Hundreds of students throughout Oklahoma City Public Schools are giving up days of their fall break to go back to school for extra instruction. One principal said this strong focus on education can help lift these vulnerable children out of poverty.
BY CARRIE COPPERNOLL Published: October 17, 2012

Ycedra Daughty was an at-risk kid.

She was born to a teen mom. Her father didn't stay around, and her stepdad was a junior high dropout. Nobody went to college, and she went to schools during the days of segregation.

The chance of her finishing high school — let alone college — was slim.

“I should have been a statistic,” Daughty said.

But she wasn't. She finished school, and now she has one of her own.

She's the principal of Oakridge Elementary, a small school tucked away in a southeast Oklahoma City neighborhood.

All of the students in her school live at or near the poverty line, according to school district statistics.

She can empathize, but she also knows the escape route.
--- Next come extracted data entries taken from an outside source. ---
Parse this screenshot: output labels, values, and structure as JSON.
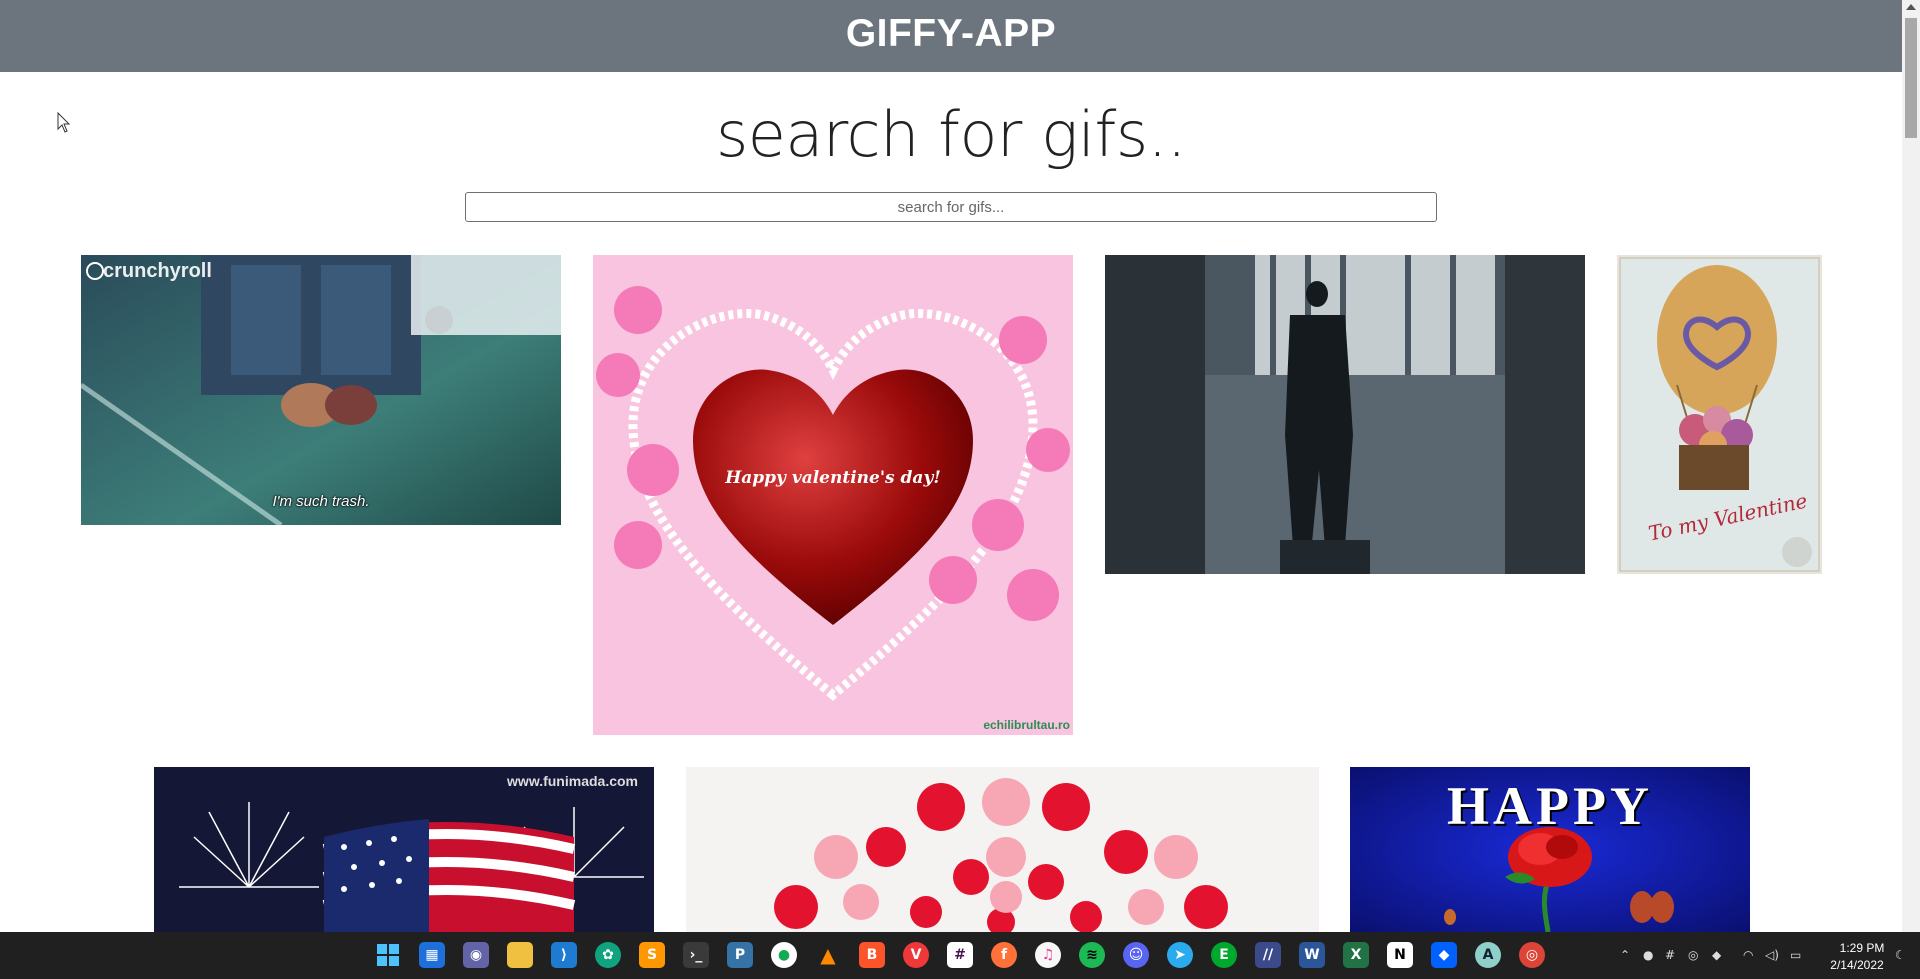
{
  "app": {
    "title": "GIFFY-APP"
  },
  "main": {
    "heading": "search for gifs.."
  },
  "search": {
    "placeholder": "search for gifs..."
  },
  "gifs": [
    {
      "id": "crunchyroll",
      "watermark": "crunchyroll",
      "caption": "I'm such trash."
    },
    {
      "id": "valentine-heart",
      "caption": "Happy valentine's day!",
      "watermark": "echilibrultau.ro"
    },
    {
      "id": "silhouette-walk"
    },
    {
      "id": "vintage-balloon",
      "caption": "To my Valentine"
    },
    {
      "id": "fireworks-flag",
      "watermark": "www.funimada.com"
    },
    {
      "id": "hearts-fan"
    },
    {
      "id": "happy-rose",
      "caption": "HAPPY"
    }
  ],
  "colors": {
    "header_bg": "#6c757d",
    "taskbar_bg": "#202020"
  },
  "taskbar": {
    "icons": [
      "windows-start-icon",
      "widgets-icon",
      "teams-chat-icon",
      "file-explorer-icon",
      "vscode-icon",
      "chatgpt-icon",
      "sublime-text-icon",
      "terminal-icon",
      "python-icon",
      "mongodb-icon",
      "vlc-icon",
      "brave-icon",
      "vivaldi-icon",
      "slack-icon",
      "firefox-icon",
      "itunes-icon",
      "spotify-icon",
      "discord-icon",
      "telegram-icon",
      "evernote-icon",
      "typora-icon",
      "word-icon",
      "excel-icon",
      "notion-icon",
      "dropbox-icon",
      "arc-icon",
      "chrome-icon"
    ],
    "clock": {
      "time": "1:29 PM",
      "date": "2/14/2022"
    }
  }
}
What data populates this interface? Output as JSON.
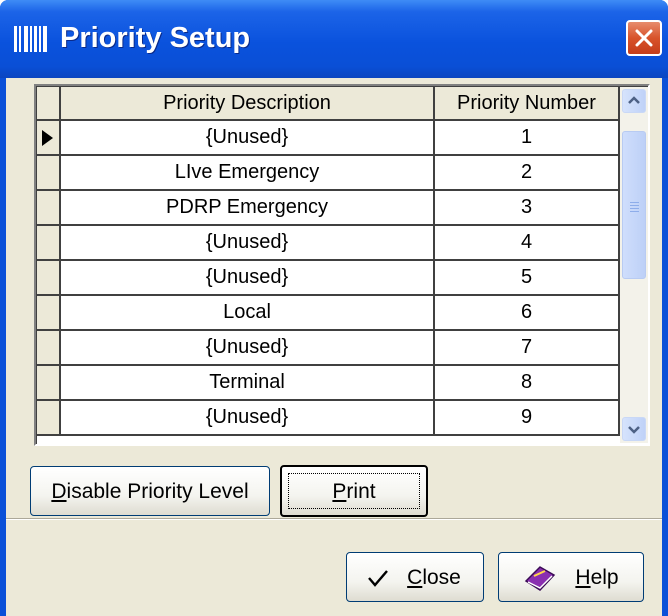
{
  "window": {
    "title": "Priority Setup",
    "title_icon": "barcode-icon",
    "close_icon": "close-icon"
  },
  "grid": {
    "columns": [
      "Priority Description",
      "Priority Number"
    ],
    "current_row": 0,
    "rows": [
      {
        "description": "{Unused}",
        "number": "1"
      },
      {
        "description": "LIve Emergency",
        "number": "2"
      },
      {
        "description": "PDRP Emergency",
        "number": "3"
      },
      {
        "description": "{Unused}",
        "number": "4"
      },
      {
        "description": "{Unused}",
        "number": "5"
      },
      {
        "description": "Local",
        "number": "6"
      },
      {
        "description": "{Unused}",
        "number": "7"
      },
      {
        "description": "Terminal",
        "number": "8"
      },
      {
        "description": "{Unused}",
        "number": "9"
      }
    ]
  },
  "buttons": {
    "disable_priority_level": {
      "mnemonic": "D",
      "rest": "isable Priority Level"
    },
    "print": {
      "mnemonic": "P",
      "rest": "rint"
    },
    "close": {
      "mnemonic": "C",
      "rest": "lose",
      "icon": "checkmark-icon"
    },
    "help": {
      "mnemonic": "H",
      "rest": "elp",
      "icon": "help-book-icon"
    }
  },
  "colors": {
    "titlebar": "#0a4fd6",
    "client_bg": "#ece9d8",
    "close_button": "#d8532b"
  }
}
“The way they get out is education,” Daughty said.

Parents taught determination

Daughty's mother was 16 when she gave birth.
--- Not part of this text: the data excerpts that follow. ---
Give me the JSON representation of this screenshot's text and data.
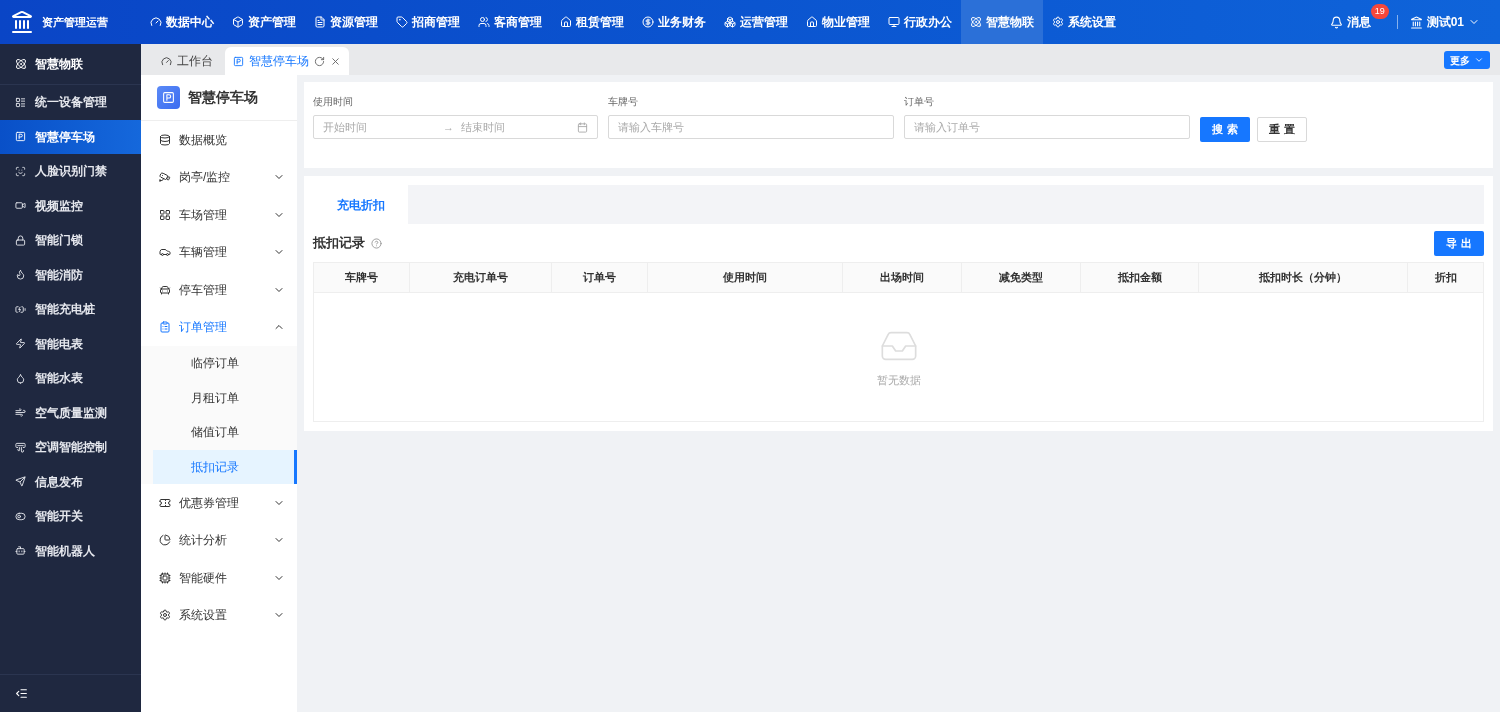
{
  "app_title": "资产管理运营",
  "top_nav": [
    {
      "label": "数据中心",
      "selected": false
    },
    {
      "label": "资产管理",
      "selected": false
    },
    {
      "label": "资源管理",
      "selected": false
    },
    {
      "label": "招商管理",
      "selected": false
    },
    {
      "label": "客商管理",
      "selected": false
    },
    {
      "label": "租赁管理",
      "selected": false
    },
    {
      "label": "业务财务",
      "selected": false
    },
    {
      "label": "运营管理",
      "selected": false
    },
    {
      "label": "物业管理",
      "selected": false
    },
    {
      "label": "行政办公",
      "selected": false
    },
    {
      "label": "智慧物联",
      "selected": true
    },
    {
      "label": "系统设置",
      "selected": false
    }
  ],
  "messages": {
    "label": "消息",
    "badge": "19"
  },
  "user": {
    "name": "测试01"
  },
  "sidebar": {
    "title": "智慧物联",
    "items": [
      {
        "label": "统一设备管理",
        "selected": false
      },
      {
        "label": "智慧停车场",
        "selected": true
      },
      {
        "label": "人脸识别门禁",
        "selected": false
      },
      {
        "label": "视频监控",
        "selected": false
      },
      {
        "label": "智能门锁",
        "selected": false
      },
      {
        "label": "智能消防",
        "selected": false
      },
      {
        "label": "智能充电桩",
        "selected": false
      },
      {
        "label": "智能电表",
        "selected": false
      },
      {
        "label": "智能水表",
        "selected": false
      },
      {
        "label": "空气质量监测",
        "selected": false
      },
      {
        "label": "空调智能控制",
        "selected": false
      },
      {
        "label": "信息发布",
        "selected": false
      },
      {
        "label": "智能开关",
        "selected": false
      },
      {
        "label": "智能机器人",
        "selected": false
      }
    ]
  },
  "page_tabs": [
    {
      "label": "工作台",
      "selected": false
    },
    {
      "label": "智慧停车场",
      "selected": true
    }
  ],
  "more_button": "更多",
  "submenu": {
    "title": "智慧停车场",
    "items": [
      {
        "label": "数据概览",
        "expandable": false,
        "selected": false
      },
      {
        "label": "岗亭/监控",
        "expandable": true,
        "expanded": false,
        "selected": false
      },
      {
        "label": "车场管理",
        "expandable": true,
        "expanded": false,
        "selected": false
      },
      {
        "label": "车辆管理",
        "expandable": true,
        "expanded": false,
        "selected": false
      },
      {
        "label": "停车管理",
        "expandable": true,
        "expanded": false,
        "selected": false
      },
      {
        "label": "订单管理",
        "expandable": true,
        "expanded": true,
        "selected": true,
        "children": [
          {
            "label": "临停订单",
            "selected": false
          },
          {
            "label": "月租订单",
            "selected": false
          },
          {
            "label": "储值订单",
            "selected": false
          },
          {
            "label": "抵扣记录",
            "selected": true
          }
        ]
      },
      {
        "label": "优惠券管理",
        "expandable": true,
        "expanded": false,
        "selected": false
      },
      {
        "label": "统计分析",
        "expandable": true,
        "expanded": false,
        "selected": false
      },
      {
        "label": "智能硬件",
        "expandable": true,
        "expanded": false,
        "selected": false
      },
      {
        "label": "系统设置",
        "expandable": true,
        "expanded": false,
        "selected": false
      }
    ]
  },
  "filters": {
    "time": {
      "label": "使用时间",
      "start_placeholder": "开始时间",
      "separator": "→",
      "end_placeholder": "结束时间"
    },
    "plate": {
      "label": "车牌号",
      "placeholder": "请输入车牌号"
    },
    "order": {
      "label": "订单号",
      "placeholder": "请输入订单号"
    },
    "search_button": "搜 索",
    "reset_button": "重 置"
  },
  "content_tabs": [
    {
      "label": "充电折扣",
      "selected": true
    }
  ],
  "section_title": "抵扣记录",
  "export_button": "导 出",
  "table": {
    "columns": [
      "车牌号",
      "充电订单号",
      "订单号",
      "使用时间",
      "出场时间",
      "减免类型",
      "抵扣金额",
      "抵扣时长（分钟）",
      "折扣"
    ],
    "empty_text": "暂无数据"
  }
}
“Back then you were such a disgrace to everybody,” Daughty said. “She had to drop out of school for a whole year because they wouldn't let (pregnant) kids go to school back then.”
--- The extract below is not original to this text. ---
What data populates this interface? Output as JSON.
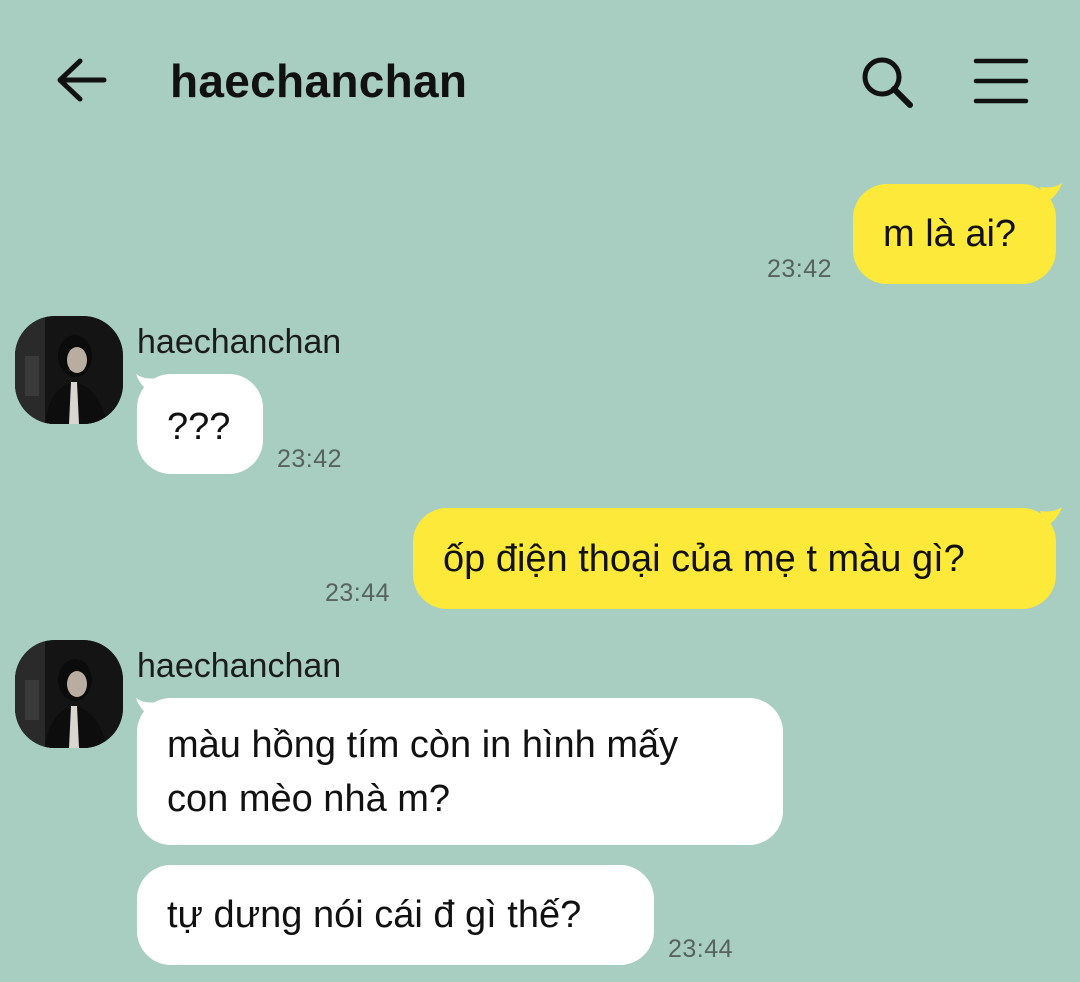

Daughty's mother went back, earned her high school diploma as a young mom and got a job at Sears. She later met and married Daughty's stepfather, who dropped out of school in eighth grade to pick cotton to help his family.

When he came home from World War II, he got a job at Tinker Air Force Base. He watched year after year as his colleagues — some of whom he trained — were promoted ahead of him. The only difference between him and the other men: they had high school diplomas.

“Part of his life, he was bitter,” Daughty said.

But he turned that bitterness into determination for himself and his children.

Daughty, 60, attended segregated schools until she went to junior high, where she saw white classmates receive higher scores for the same work.

She was called the n-word nearly every day, she said.

She was one of 17 black students in her class when she started junior high. Only four of them graduated high school, she said.

“A lot of it was having to have a determination every day you were going to go to school,” said Daughty, who grew up in Shawnee. “It was hard. Still lots of hate and bigotry was going on. ...

“But I had determination. I knew who I was. I had a good Christian background. I had parents who said, ‘You can do it.'”

The message made a difference. Daughty and her four siblings all graduated from college.

“Education is the one equalizer in America,” Daughty said.

Staff helps students catch up

Teachers at Oakridge Elementary worked with small groups of students this week to help improve reading and math skills, even though the rest of the school was off for fall break.